Baca juga: LIVE STREAMING: Talkshow Kilas Balik Ami Noran, Mengenang 30 Tahun Tsunami Flores
"Pada saat itu kita menyadari bahwa kita tidak punya apa-apa. kita hanya berserah pada penyelenggaraan ilahi pada saat itu," tambahnya.
Uskup Ewald menceritakan saat gempa terjadi semua orang berkumpul di Lapangan Kota Baru. Uskup Ewald mengakui waktu itu semua orang bersatu tidak ada lagi orang kaya atau miskin tidak ada lagi dari keluarga di sana atau keluarga ini semua bersatu di bawah tenda kolong langit yang sama.
Beliau menyebutkan tahun 1992 merupakan pengalaman yang sangat luar biasa baginya. Waktu itu beliau sebagai pastor rekan di paroki santo Yosef Maumere dan baru setahun ditahbiskan menjadi imam serta ditempatkan di paroki santo Yosef. Pastor Paroki saat itu, Romo Yakobus Soba.
Sebagaimana biasanya sebagai pastor paroki dan pastor rekan, selalu setiap hari sabtu sore ada jadwal untuk mengadakan pelayanan di gereja stasi Perumnas.
Terkait peristiwa 92 itu, awalnya Uskup Ewald dan yang lainnya menjalankan aktivitas seperti biasa. Hingga tiba tiba tanah terguncang hebat secara tiba-tiba.
Uskup Ewald mendeksripsikan bahwa goncangan yang disebabkan akibat gempa seperti menghentak. "Membuat kita seperti terloncat-loncat," jelasnya.
"Dan kami, dan pegawai sekertariat di paroki berusaha menyelamatkan diri keluar lewat pendopo pastoran ini kedepan. dan di hadapan pastoran santo Yosef itu sebenarnya ada satu tempat dengan nama Bangsa Lazarus dan disamping Paroki santo yosef ada bengkel santo Yosef. Disebelahnya itu kevikepan," demikian deskripsinya.
Jam 13.29 terjadi gempa yang begitu luar biasa. Uskup Ewald dan yang lainnya saat itu berusaha menyelamatkan diri ke bengkel santo yosef namun karena goncangan yang sangat luar biasa membuat mereka kesulitan berlari bahkan hampir jatuh.
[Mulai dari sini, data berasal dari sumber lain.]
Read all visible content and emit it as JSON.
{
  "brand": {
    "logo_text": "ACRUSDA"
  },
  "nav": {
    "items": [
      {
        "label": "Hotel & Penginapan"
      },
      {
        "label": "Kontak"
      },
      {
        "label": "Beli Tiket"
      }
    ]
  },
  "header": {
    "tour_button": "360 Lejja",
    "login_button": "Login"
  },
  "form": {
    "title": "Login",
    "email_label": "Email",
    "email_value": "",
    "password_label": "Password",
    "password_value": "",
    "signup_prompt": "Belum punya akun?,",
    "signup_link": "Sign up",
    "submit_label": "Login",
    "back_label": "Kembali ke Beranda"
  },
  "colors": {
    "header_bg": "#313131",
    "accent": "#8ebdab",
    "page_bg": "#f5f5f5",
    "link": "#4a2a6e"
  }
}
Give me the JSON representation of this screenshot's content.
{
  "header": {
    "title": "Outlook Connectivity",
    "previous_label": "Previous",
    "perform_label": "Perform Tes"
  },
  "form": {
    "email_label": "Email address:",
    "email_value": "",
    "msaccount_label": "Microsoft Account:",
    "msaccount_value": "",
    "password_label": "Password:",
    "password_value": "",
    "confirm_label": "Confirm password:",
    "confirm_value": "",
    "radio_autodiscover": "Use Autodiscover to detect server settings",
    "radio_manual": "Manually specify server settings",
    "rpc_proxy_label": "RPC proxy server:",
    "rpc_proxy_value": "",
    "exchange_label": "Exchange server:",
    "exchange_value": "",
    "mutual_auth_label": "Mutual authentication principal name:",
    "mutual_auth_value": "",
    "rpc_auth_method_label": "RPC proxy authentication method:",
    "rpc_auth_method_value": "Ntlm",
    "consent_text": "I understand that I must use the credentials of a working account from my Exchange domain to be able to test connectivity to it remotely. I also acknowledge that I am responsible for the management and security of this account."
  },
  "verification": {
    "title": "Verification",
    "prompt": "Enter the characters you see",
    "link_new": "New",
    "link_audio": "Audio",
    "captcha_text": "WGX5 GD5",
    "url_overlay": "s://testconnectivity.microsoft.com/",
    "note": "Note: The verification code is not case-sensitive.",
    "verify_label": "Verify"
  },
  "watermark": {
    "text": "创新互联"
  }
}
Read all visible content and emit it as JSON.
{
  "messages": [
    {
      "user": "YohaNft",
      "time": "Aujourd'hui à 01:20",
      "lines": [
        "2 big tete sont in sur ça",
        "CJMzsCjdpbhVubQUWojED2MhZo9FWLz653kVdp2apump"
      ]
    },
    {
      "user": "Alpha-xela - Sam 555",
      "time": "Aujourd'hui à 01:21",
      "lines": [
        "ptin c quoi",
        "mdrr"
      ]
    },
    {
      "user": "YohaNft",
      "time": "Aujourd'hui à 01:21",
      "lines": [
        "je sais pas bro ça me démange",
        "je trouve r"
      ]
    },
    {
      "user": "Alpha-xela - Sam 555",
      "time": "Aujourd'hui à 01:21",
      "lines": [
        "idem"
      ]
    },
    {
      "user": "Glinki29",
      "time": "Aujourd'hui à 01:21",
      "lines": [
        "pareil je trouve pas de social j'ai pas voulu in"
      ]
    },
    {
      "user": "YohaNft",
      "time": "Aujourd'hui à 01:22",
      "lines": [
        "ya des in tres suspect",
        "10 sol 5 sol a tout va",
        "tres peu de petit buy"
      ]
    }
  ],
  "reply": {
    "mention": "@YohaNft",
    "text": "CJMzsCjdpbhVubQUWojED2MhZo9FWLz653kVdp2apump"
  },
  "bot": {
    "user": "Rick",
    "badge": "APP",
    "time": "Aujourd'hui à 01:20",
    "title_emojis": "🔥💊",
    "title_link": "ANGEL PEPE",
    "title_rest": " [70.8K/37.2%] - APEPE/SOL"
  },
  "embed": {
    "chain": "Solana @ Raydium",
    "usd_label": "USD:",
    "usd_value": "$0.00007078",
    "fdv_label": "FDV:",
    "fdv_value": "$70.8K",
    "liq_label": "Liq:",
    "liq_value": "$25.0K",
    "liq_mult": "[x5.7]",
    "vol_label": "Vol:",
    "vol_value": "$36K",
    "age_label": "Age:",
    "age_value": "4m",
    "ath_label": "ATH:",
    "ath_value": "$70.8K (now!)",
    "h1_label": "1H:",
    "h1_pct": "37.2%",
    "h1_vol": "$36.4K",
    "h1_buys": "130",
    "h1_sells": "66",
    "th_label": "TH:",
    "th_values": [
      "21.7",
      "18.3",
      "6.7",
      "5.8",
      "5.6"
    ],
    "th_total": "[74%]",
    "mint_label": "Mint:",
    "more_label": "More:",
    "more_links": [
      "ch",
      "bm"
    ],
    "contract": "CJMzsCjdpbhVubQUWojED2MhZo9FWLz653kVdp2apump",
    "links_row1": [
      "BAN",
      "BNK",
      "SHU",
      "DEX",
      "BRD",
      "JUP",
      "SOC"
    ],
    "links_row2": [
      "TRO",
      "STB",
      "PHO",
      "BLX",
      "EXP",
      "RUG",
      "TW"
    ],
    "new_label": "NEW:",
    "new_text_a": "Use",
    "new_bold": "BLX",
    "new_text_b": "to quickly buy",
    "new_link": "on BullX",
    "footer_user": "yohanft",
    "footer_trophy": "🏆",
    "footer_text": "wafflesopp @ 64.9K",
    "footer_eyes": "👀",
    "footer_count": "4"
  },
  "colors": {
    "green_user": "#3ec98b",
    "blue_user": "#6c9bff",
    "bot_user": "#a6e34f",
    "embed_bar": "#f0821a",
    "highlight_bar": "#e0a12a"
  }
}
"Kemudian kami harus menyelamatkan diri dengan memegang pohon. Dan pada saat itu di depan Paroki santo yosef ada yang namanya pohon evergreen dan kami semua pegawai dan anak anak yang bekerja di situ memegang pohon evergreen," imbuhnya.
Beberapa saat kemudian mereka melihat bahwa terdapat beberapa bagian bangunan dari bengkel santo yosef yang sudah runtuh dan bangunan kevikepan waktu itu yang sekarang menjadi komunitas Abdon longginus juga runtuh. Yang belum runtuh adalah bangunan Gereja.